L’espace Koed-Noz, à Ploërdut (Morbihan), a accueilli, vendredi 3 février 2023, la toute première réunion publique du collectif Terres libres, qui s’oppose au projet agrivoltaïque du groupe Valeco. Ce dernier entend recouvrir 31 ha de terres agricoles de près de 57 000 panneaux solaires, « dans un coin merveilleux avec, pas loin, une réserve naturelle », décrit Anne-Françoise Périvier, membre du collectif.
Une pétition a déjà récolté plus de 450 signatures.
En faisant du porte-à-porte, on s’est rendu compte que 80 % des habitants de la commune sont contre. Ce qui montre que la population de Ploërdut ne veut pas de cette centrale photovoltaïque géante !
200 à 250 brebis sous les panneaux
Le groupe Valeco, producteur d’énergie renouvelable créé en 1995 (Montpellier), et l’Allemand EnBW envisagent d’installer 56 680 panneaux photovoltaïques sur sept parcelles qui se situent autour des hameaux de Nirenec, Kercable, Manermair, Le Cosquer, Quénécouer, Runasquer et Penhoët-Bras. Soit, une superficie de 31 hectares !
La puissance électrique produite par ce parc solaire serait de 33 655 MWh, ce qui équivaudrait à la consommation de 15 523 habitants, chauffage compris. Ce parc solaire serait raccordé à un poste électrique situé à Locmalo, à 14,8 km de là.
Les parcelles qui accueilleraient les panneaux photovoltaïques seraient clôturées d’un grillage haut de 2,50 m. Le projet de Valeco et d’EnBW à Ploërdut est dit agrivoltaïque : des brebis (entre 200 et 250), élevées en bio, pourront pâturer sous les panneaux solaires. Ce que Valedo qualifie, dans son dossier, de « projet sur mesure pour développer une synergie entre production agricole et production photovoltaïque », afin de « soutenir la filière agricole et l’inclure dans la transition énergétique. »
Un bail emphytéotique de 40 ans
Si le projet voit le jour, le propriétaire des terres signera avec le groupe Valeco un bail emphytéotique de 40 ans. En échange, il percevra une redevance locative annuelle « comprise entre 450 et 800 euros par hectare », selon ses dires. Les collectivités ne seront pas oubliées, puisqu’elles empocheront la taxe d’aménagement, la taxe sur le foncier bâti, la contribution économique et territoriale et l’imposition forfaitaire sur les entreprises de réseaux. Soit, pour un projet basé sur 31 ha avec une puissance de 30 MW : 21 500 euros pour la commune de Ploërdut, 28 500 euros pour Roi Morvan Communauté et 45 000 euros pour le Département.
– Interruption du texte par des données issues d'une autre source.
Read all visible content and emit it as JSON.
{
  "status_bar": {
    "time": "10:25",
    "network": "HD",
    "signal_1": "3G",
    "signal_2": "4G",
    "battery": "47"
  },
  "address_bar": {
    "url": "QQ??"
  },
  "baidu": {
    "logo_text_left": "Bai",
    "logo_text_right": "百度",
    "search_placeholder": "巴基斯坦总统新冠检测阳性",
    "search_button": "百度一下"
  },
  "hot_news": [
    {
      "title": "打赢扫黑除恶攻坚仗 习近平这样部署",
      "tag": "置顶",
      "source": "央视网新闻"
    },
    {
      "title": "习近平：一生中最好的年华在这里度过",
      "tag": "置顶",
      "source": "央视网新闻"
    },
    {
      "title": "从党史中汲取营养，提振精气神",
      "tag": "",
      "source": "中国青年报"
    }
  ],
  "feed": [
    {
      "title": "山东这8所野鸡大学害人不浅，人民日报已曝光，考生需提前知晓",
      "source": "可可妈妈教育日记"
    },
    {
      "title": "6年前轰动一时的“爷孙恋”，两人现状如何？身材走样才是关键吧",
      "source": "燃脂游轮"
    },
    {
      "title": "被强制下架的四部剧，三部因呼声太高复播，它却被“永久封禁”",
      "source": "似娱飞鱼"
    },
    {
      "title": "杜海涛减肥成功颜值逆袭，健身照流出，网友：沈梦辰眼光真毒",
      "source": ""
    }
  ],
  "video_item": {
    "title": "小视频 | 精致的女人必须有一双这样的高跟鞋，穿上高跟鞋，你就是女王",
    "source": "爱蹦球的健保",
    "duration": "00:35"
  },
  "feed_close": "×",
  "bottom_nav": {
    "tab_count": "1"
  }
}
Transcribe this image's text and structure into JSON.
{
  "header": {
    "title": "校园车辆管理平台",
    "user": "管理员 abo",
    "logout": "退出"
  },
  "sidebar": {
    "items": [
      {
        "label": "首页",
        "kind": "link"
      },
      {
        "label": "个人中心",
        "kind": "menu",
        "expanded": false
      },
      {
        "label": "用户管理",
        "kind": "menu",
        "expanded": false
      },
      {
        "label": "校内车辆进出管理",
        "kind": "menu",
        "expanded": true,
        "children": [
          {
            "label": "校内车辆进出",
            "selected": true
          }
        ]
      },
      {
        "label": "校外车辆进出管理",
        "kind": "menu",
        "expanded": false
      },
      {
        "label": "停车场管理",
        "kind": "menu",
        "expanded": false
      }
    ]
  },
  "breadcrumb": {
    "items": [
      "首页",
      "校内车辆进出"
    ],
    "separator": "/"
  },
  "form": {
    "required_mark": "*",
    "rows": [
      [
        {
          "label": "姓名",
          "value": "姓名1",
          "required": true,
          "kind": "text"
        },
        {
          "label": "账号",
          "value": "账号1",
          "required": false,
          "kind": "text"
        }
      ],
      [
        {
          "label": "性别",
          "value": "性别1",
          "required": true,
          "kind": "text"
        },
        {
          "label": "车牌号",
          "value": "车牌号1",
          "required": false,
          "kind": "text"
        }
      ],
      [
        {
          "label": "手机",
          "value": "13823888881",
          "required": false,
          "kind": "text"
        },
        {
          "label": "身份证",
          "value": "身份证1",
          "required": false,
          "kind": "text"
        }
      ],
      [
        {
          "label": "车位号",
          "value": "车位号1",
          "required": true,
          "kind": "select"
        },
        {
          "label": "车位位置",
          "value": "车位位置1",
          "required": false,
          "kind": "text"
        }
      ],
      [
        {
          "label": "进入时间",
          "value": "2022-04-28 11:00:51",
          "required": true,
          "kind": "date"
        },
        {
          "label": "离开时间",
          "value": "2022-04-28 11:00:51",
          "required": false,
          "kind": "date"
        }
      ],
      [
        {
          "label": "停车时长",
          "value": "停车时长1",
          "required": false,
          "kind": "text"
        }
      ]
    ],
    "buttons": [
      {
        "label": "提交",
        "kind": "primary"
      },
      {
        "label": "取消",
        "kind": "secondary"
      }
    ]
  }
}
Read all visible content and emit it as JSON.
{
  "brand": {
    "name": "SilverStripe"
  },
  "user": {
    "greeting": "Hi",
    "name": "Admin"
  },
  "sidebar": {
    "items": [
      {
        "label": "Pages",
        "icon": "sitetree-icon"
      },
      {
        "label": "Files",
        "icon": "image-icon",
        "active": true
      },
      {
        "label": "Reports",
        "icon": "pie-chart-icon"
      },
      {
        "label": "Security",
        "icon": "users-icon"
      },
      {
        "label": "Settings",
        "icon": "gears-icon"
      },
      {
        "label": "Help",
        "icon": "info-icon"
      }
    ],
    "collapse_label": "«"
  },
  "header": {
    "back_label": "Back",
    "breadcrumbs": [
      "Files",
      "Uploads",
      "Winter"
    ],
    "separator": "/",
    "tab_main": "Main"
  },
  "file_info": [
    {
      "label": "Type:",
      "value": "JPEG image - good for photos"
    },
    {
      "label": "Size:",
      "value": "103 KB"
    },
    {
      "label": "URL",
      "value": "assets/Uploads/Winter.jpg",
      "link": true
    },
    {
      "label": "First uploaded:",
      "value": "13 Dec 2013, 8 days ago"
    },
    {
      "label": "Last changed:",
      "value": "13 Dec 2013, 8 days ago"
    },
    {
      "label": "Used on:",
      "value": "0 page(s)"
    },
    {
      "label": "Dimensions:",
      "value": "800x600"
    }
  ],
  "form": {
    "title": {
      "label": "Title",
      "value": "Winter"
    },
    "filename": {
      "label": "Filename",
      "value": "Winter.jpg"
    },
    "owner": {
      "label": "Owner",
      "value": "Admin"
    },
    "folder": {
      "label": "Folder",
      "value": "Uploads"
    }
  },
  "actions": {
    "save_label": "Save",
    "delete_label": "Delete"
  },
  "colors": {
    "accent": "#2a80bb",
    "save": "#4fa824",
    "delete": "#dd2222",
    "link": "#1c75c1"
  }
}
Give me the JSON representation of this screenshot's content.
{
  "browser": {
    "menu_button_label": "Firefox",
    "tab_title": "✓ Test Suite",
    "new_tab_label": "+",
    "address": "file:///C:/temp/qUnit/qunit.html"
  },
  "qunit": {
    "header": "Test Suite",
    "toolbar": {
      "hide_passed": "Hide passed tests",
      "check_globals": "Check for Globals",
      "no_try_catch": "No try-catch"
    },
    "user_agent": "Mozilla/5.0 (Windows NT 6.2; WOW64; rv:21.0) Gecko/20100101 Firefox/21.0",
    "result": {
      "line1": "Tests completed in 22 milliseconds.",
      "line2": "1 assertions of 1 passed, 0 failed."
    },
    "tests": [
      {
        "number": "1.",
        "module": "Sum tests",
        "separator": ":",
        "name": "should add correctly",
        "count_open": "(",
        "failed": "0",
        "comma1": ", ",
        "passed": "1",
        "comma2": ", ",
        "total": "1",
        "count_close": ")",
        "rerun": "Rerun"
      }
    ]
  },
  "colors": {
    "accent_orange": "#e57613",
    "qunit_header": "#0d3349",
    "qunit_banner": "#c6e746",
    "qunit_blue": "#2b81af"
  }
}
» Sur les toits, pas sur les terres agricoles «
Pour l’instant, le projet agrivoltaïque de Valeco est sans sa phase dite de développement : études faunistiques, floristiques, paysagères… Le permis de construire pourrait être déposé dès cet été. La construction de la centrale est prévue en 2025-2026 pour une mise en exploitation en 2027 et ce, jusqu’en 2067, date de son démantèlement promis par Valeco.
« Les panneaux photovoltaïques, c’est sur les toits, pas sur les terres agricoles », ne cesse de marteler le collectif Terres libres.
Les espaces déjà artificialisés ne manquent pourtant pas : zones commerciales, autoroutes, parkings, usines… Ce projet est une ineptie : on va neutraliser des terres arables pour produire de l’énergie !
Ce dernier dénonce les impacts négatifs pour l’écologie, l’agriculture et le monde rural.

« En face, on a des requins qui n’ont qu’un but : faire du pognon ! »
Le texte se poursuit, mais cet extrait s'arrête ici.